I use a str_detect() to filter a column for words that are part of a certain column that I uploaded through excel.
I want to exclude strings in the column trigram that contain the whole word hub (with a space before and after, of on the beginning or end of the string). Therefore, I entered hub\s in the excel sheet. This returns as "hub\\\\s" in R. What is the right thing to do here?
In future, please try and post a reproducible example. It really makes it easier for others to help you.
You can solve this by using the word boundary metacharacter \b. I would recommend not modifying your Excel sheet and instead just generating the regular expression on-the-fly as shown below.
In addition I would like to match using fuzzyjoin based on whole words.
library(stringr)
library(fuzzyjoin)
df_with_strings <- data.frame(matrix(ncol = 1, nrow = 2))
x <- "match_column"
colnames(df_with_strings) <- x
df_with_strings$match_column <- c("this example should be included", "this example shouldn't be included")
df_match_words <- data.frame(matrix(ncol = 3, nrow = 1))
x <- c("word1", "word2", "matching_info")
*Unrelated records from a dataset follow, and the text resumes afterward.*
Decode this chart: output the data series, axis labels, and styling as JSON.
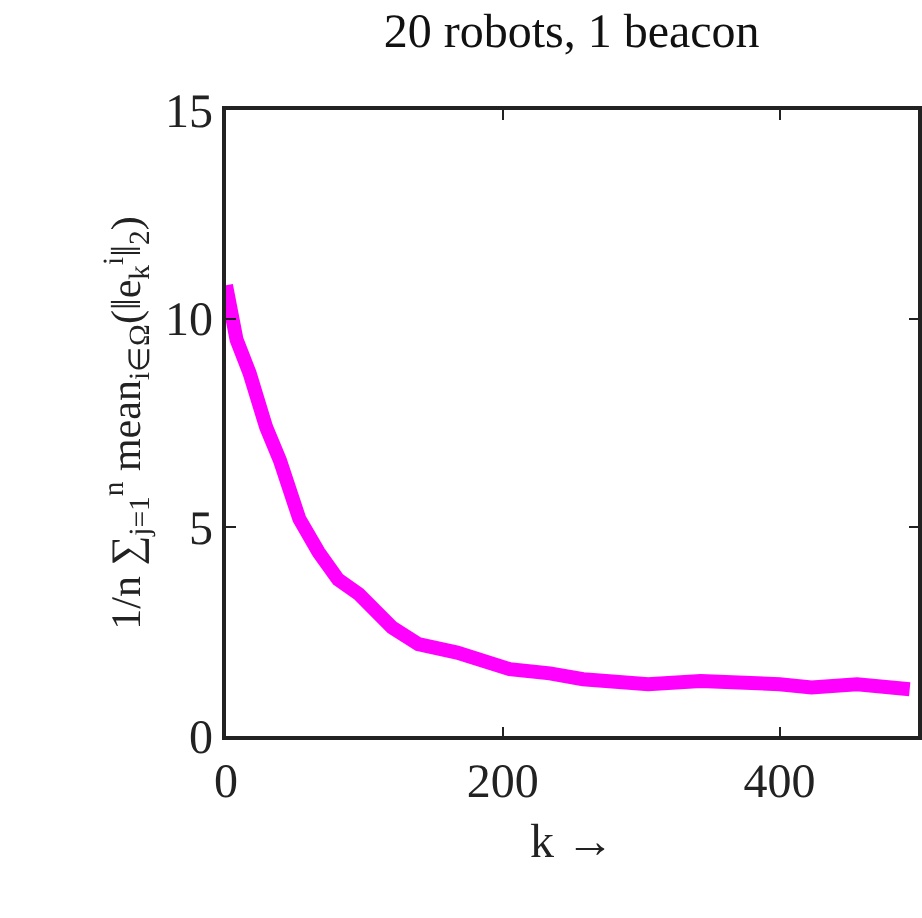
{
  "chart_data": {
    "type": "line",
    "title": "20 robots, 1 beacon",
    "xlabel": "k →",
    "ylabel": "1/n ∑$_{j=1}$$^{n}$ mean$_{i∈Ω}$(‖e$_{k}$$^{i}$‖$_{2}$)",
    "x": [
      0,
      7.6,
      17,
      29,
      39,
      53,
      67,
      81,
      96,
      120,
      139,
      167,
      205,
      234,
      258,
      305,
      343,
      400,
      423,
      456,
      494
    ],
    "series": [
      {
        "color": "#ff00ff",
        "values": [
          10.8,
          9.5,
          8.7,
          7.4,
          6.6,
          5.2,
          4.4,
          3.75,
          3.4,
          2.6,
          2.2,
          2.0,
          1.6,
          1.5,
          1.36,
          1.24,
          1.32,
          1.24,
          1.16,
          1.24,
          1.12
        ]
      }
    ],
    "xlim": [
      0,
      500
    ],
    "ylim": [
      0,
      15
    ],
    "xticks": [
      0,
      200,
      400
    ],
    "yticks": [
      0,
      5,
      10,
      15
    ],
    "legend": false,
    "marker": "none",
    "line_style": "solid"
  }
}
colnames(df_match_words) <- x
df_match_words$word1 <- "example"
df_match_words$word2 <- "should"
df_match_words$matching_info <- "success"
matched_df <- fuzzy_left_join(df_with_strings, df_match_words, by = c(match_column = "word1", match_column = "word2"), match_fun = str_detect)
Current outcome
matched_df
match_column word1 word2 matching_info
1 this example should be included example should success
2 this example shouldn't be included example should success
Preferred outcome
matched_df
match_column word1 word2 matching_info
1 this example should be included example should success
Thank you for the reproducible example. I'm not sure why you're making the data frame creation so convoluted. I've simplified it below. Hope you find it an easier approach.
As for the problem at hand, I think you need to use regex_join() instead of fuzzy_join().
library(stringr)
library(fuzzyjoin)
df_with_strings <- data.frame(match_column = c("this example should be included",
"this example shouldn't be included"))
df_match_words <- data.frame(word1 = "example", word2 = "should", matching_info = "success")
df_match_words <- dplyr::mutate(df_match_words,
word1_regex = str_c("\\b", word1, "\\b"),
word2_regex = str_c("\\b", word2, "\\b"))
regex_inner_join(df_with_strings, df_match_words,
by = c(match_column = "word1_regex", match_column = "word2_regex"))
#> match_column word1 word2 matching_info word1_regex
#> 1 this example should be included example should success \\bexample\\b
#> word2_regex
#> 1 \\bshould\\b